Tinto Brass premiato a Venezia 83, ma poche ore dopo il premio sparisce nel nulla: la moglie sporge denuncia
Il premio consegnato a Tinto Brass a Venezia 83 è sparito poche ore dopo la cerimonia. La moglie Caterina Varzi ha sporto denuncia e raccontato l’accaduto.
Doveva essere uno dei ricordi più belli della Mostra del Cinema di Venezia 2026, ma il Premio Pietro Bianchi assegnato a Tinto Brass è sparito poche ore dopo essere stato consegnato. A raccontare quanto accaduto è stata la moglie del regista, Caterina Varzi, che dopo essere tornata a Roma ha deciso di sporgere denuncia ai carabinieri. Il riconoscimento era stato consegnato il 1° settembre, durante la preapertura di Venezia 83 dedicata proprio a Brass.
È proprio lì che Varzi avrebbe dimenticato la targa appena ricevuta. Se ne sarebbe resa conto soltanto la mattina seguente, tornando immediatamente al bar per cercarla. Del Premio Pietro Bianchi, però, non ci sarebbe stata più traccia.
“Quando mi sono svegliata alla mattina presto e mi sono accorta che avevo lasciato la targa al Blue Bar, sono andata subito a chiedere se l'avevano trovata” - Caterina Varzi
Da quel momento, secondo la versione della moglie di Brass, sarebbe iniziata anche una seconda spiacevole vicenda. Varzi sostiene di aver chiesto ripetutamente di poter verificare le telecamere di sicurezza e di parlare con un responsabile dell'hotel, senza però riuscire a ottenere l'aiuto che si aspettava. “Ho chiesto più e più volte se potevano visionare le telecamere, di parlare con il direttore o con un manager, ma nulla. Mi rimbalzavano dal bar alla reception all'ufficio oggetti smarriti e nessuno mi dava ascolto o voleva aiutarmi”, ha denunciato Varzi.
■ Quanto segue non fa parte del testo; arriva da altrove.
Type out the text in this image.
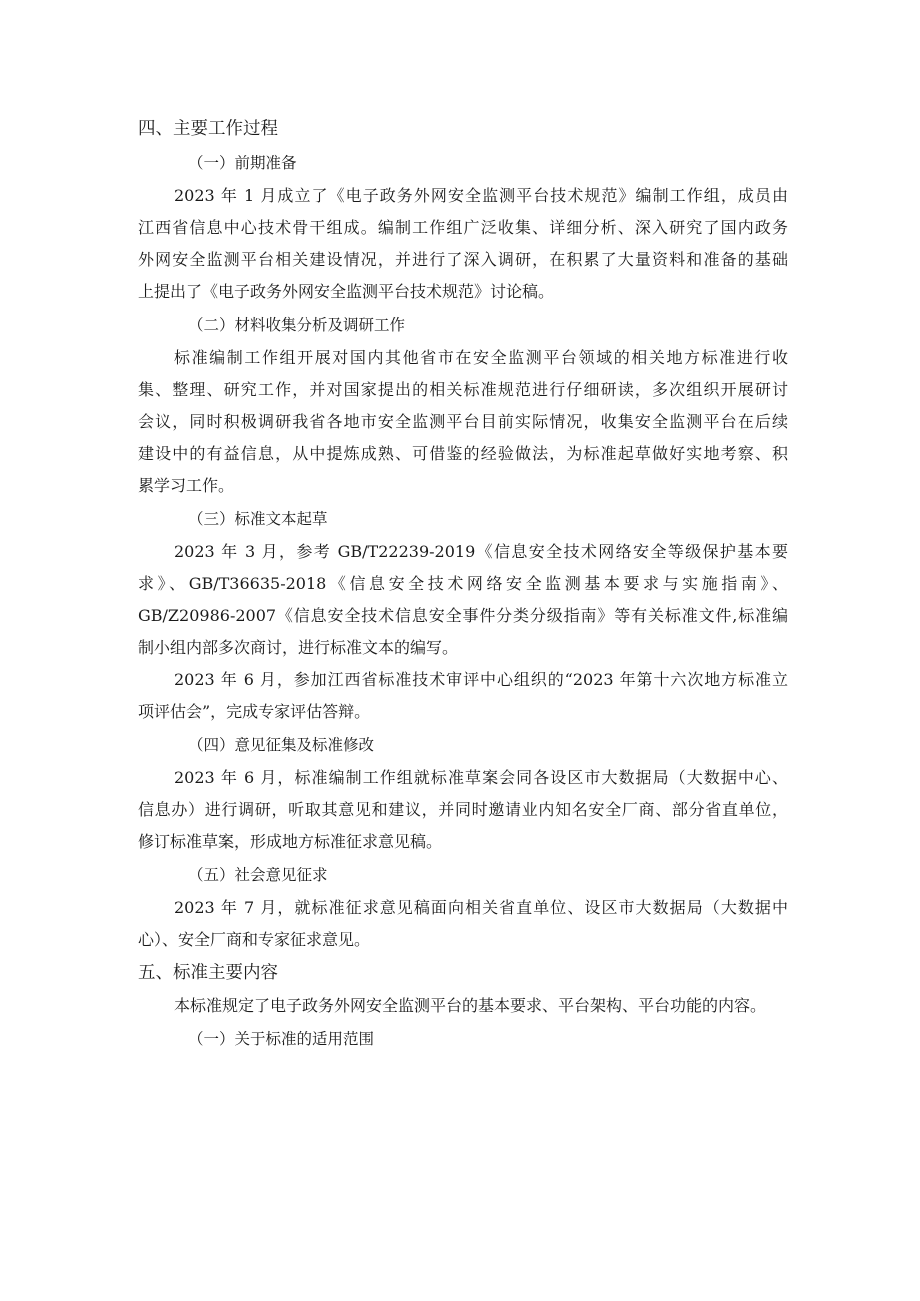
四、主要工作过程
（一）前期准备
2023 年 1 月成立了《电子政务外网安全监测平台技术规范》编制工作组，成员由
江西省信息中心技术骨干组成。编制工作组广泛收集、详细分析、深入研究了国内政务
外网安全监测平台相关建设情况，并进行了深入调研，在积累了大量资料和准备的基础
上提出了《电子政务外网安全监测平台技术规范》讨论稿。
（二）材料收集分析及调研工作
标准编制工作组开展对国内其他省市在安全监测平台领域的相关地方标准进行收
集、整理、研究工作，并对国家提出的相关标准规范进行仔细研读，多次组织开展研讨
会议，同时积极调研我省各地市安全监测平台目前实际情况，收集安全监测平台在后续
建设中的有益信息，从中提炼成熟、可借鉴的经验做法，为标准起草做好实地考察、积
累学习工作。
（三）标准文本起草
2023 年 3 月，参考 GB/T22239-2019《信息安全技术网络安全等级保护基本要
求》、GB/T36635-2018《信息安全技术网络安全监测基本要求与实施指南》、
GB/Z20986-2007《信息安全技术信息安全事件分类分级指南》等有关标准文件,标准编
制小组内部多次商讨，进行标准文本的编写。
2023 年 6 月，参加江西省标准技术审评中心组织的“2023 年第十六次地方标准立
项评估会”，完成专家评估答辩。
（四）意见征集及标准修改
2023 年 6 月，标准编制工作组就标准草案会同各设区市大数据局（大数据中心、
信息办）进行调研，听取其意见和建议，并同时邀请业内知名安全厂商、部分省直单位，
修订标准草案，形成地方标准征求意见稿。
（五）社会意见征求
2023 年 7 月，就标准征求意见稿面向相关省直单位、设区市大数据局（大数据中
心）、安全厂商和专家征求意见。
五、标准主要内容
本标准规定了电子政务外网安全监测平台的基本要求、平台架构、平台功能的内容。
（一）关于标准的适用范围
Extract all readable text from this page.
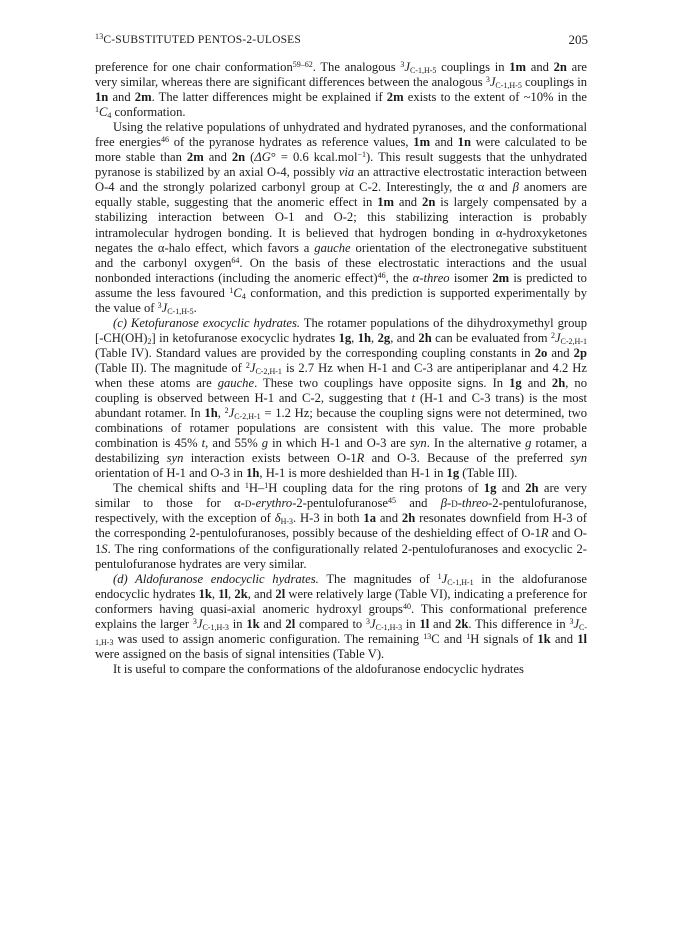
$^{13}$C-SUBSTITUTED PENTOS-2-ULOSES	205

preference for one chair conformation$^{59-62}$. The analogous $^3J_{C-1,H-5}$ couplings in 1m and 2n are very similar, whereas there are significant differences between the analogous $^3J_{C-1,H-5}$ couplings in 1n and 2m. The latter differences might be explained if 2m exists to the extent of ~10% in the $^1C_4$ conformation.

Using the relative populations of unhydrated and hydrated pyranoses, and the conformational free energies$^{46}$ of the pyranose hydrates as reference values, 1m and 1n were calculated to be more stable than 2m and 2n (ΔG° = 0.6 kcal.mol$^{-1}$). This result suggests that the unhydrated pyranose is stabilized by an axial O-4, possibly via an attractive electrostatic interaction between O-4 and the strongly polarized carbonyl group at C-2. Interestingly, the α and β anomers are equally stable, suggesting that the anomeric effect in 1m and 2n is largely compensated by a stabilizing interaction between O-1 and O-2; this stabilizing interaction is probably intramolecular hydrogen bonding. It is believed that hydrogen bonding in α-hydroxyketones negates the α-halo effect, which favors a gauche orientation of the electronegative substituent and the carbonyl oxygen$^{64}$. On the basis of these electrostatic interactions and the usual nonbonded interactions (including the anomeric effect)$^{46}$, the α-threo isomer 2m is predicted to assume the less favoured $^1C_4$ conformation, and this prediction is supported experimentally by the value of $^3J_{C-1,H-5}$.

(c) Ketofuranose exocyclic hydrates. The rotamer populations of the dihydroxymethyl group $[-CH(OH)_2]$ in ketofuranose exocyclic hydrates 1g, 1h, 2g, and 2h can be evaluated from $^2J_{C-2,H-1}$ (Table IV). Standard values are provided by the corresponding coupling constants in 2o and 2p (Table II). The magnitude of $^2J_{C-2,H-1}$ is 2.7 Hz when H-1 and C-3 are antiperiplanar and 4.2 Hz when these atoms are gauche. These two couplings have opposite signs. In 1g and 2h, no coupling is observed between H-1 and C-2, suggesting that t (H-1 and C-3 trans) is the most abundant rotamer. In 1h, $^2J_{C-2,H-1} = 1.2$ Hz; because the coupling signs were not determined, two combinations of rotamer populations are consistent with this value. The more probable combination is 45% t, and 55% g in which H-1 and O-3 are syn. In the alternative g rotamer, a destabilizing syn interaction exists between O-1R and O-3. Because of the preferred syn orientation of H-1 and O-3 in 1h, H-1 is more deshielded than H-1 in 1g (Table III).

The chemical shifts and $^1$H–$^1$H coupling data for the ring protons of 1g and 2h are very similar to those for α-d-erythro-2-pentulofuranose$^{45}$ and β-d-threo-2-pentulofuranose, respectively, with the exception of $\delta_{H-3}$. H-3 in both 1a and 2h resonates downfield from H-3 of the corresponding 2-pentulofuranoses, possibly because of the deshielding effect of O-1R and O-1S. The ring conformations of the configurationally related 2-pentulofuranoses and exocyclic 2-pentulofuranose hydrates are very similar.

(d) Aldofuranose endocyclic hydrates. The magnitudes of $^1J_{C-1,H-1}$ in the aldofuranose endocyclic hydrates 1k, 1l, 2k, and 2l were relatively large (Table VI), indicating a preference for conformers having quasi-axial anomeric hydroxyl groups$^{40}$. This conformational preference explains the larger $^3J_{C-1,H-3}$ in 1k and 2l compared to $^3J_{C-1,H-3}$ in 1l and 2k. This difference in $^3J_{C-1,H-3}$ was used to assign anomeric configuration. The remaining $^{13}$C and $^1$H signals of 1k and 1l were assigned on the basis of signal intensities (Table V).

It is useful to compare the conformations of the aldofuranose endocyclic hydrates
“Era molto felice del riconoscimento e ci è rimasto molto male, ma gli ho assicurato che troveremo una soluzione”, ha spiegato Varzi, che vorrebbe ora capire se sia possibile far realizzare, anche a proprie spese, una copia della targa. Il dispiacere è comprensibile anche per il valore simbolico del riconoscimento. Il Premio Pietro Bianchi, assegnato dal Sindacato Nazionale Giornalisti Cinematografici Italiani d'intesa con la Biennale, è stato attribuito quest'anno a Brass come omaggio a una carriera che ha attraversato oltre sessant'anni di cinema.
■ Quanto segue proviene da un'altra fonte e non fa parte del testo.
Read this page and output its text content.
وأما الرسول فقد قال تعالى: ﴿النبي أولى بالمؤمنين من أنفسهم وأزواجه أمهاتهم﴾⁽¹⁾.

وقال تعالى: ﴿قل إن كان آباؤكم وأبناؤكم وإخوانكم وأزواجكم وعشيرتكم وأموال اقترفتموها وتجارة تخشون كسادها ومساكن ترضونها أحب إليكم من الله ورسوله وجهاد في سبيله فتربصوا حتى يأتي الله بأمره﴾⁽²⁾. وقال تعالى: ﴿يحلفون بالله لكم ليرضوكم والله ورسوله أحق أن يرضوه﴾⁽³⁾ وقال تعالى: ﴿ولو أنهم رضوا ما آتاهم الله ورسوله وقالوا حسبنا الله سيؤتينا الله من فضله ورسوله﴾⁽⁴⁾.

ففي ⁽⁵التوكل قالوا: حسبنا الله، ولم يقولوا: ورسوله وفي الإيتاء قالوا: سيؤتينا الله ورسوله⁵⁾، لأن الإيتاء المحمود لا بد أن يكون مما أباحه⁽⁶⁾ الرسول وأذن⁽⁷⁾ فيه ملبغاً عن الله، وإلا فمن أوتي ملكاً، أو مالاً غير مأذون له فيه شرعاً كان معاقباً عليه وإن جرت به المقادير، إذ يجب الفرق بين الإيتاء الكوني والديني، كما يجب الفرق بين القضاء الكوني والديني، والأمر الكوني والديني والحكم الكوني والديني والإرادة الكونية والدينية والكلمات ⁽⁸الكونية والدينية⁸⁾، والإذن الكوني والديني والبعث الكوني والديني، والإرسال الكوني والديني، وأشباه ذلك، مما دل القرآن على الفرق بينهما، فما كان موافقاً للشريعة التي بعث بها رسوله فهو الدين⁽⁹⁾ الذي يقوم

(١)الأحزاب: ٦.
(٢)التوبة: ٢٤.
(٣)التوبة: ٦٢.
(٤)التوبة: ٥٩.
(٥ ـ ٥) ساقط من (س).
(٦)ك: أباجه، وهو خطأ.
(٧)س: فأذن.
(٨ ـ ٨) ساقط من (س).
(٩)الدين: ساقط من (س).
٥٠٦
La Biennale conferma ufficialmente il regista come vincitore dell'edizione 2026. Un riconoscimento arrivato nell'edizione che ha premiato anche diversi film e protagonisti della Mostra, a partire dal Leone d'Oro assegnato a Woman Unknown, fino agli altri titoli che si sono divisi i principali riconoscimenti di Venezia 83. La serata del 1° settembre avrebbe quindi dovuto celebrare il ritorno al centro della Mostra di uno dei registi più anticonformisti del cinema italiano. Si è invece conclusa con un piccolo giallo che, a oltre due settimane di distanza, non sembra ancora avere trovato una soluzione: del premio consegnato a Tinto Brass, almeno per il momento, non c'è traccia.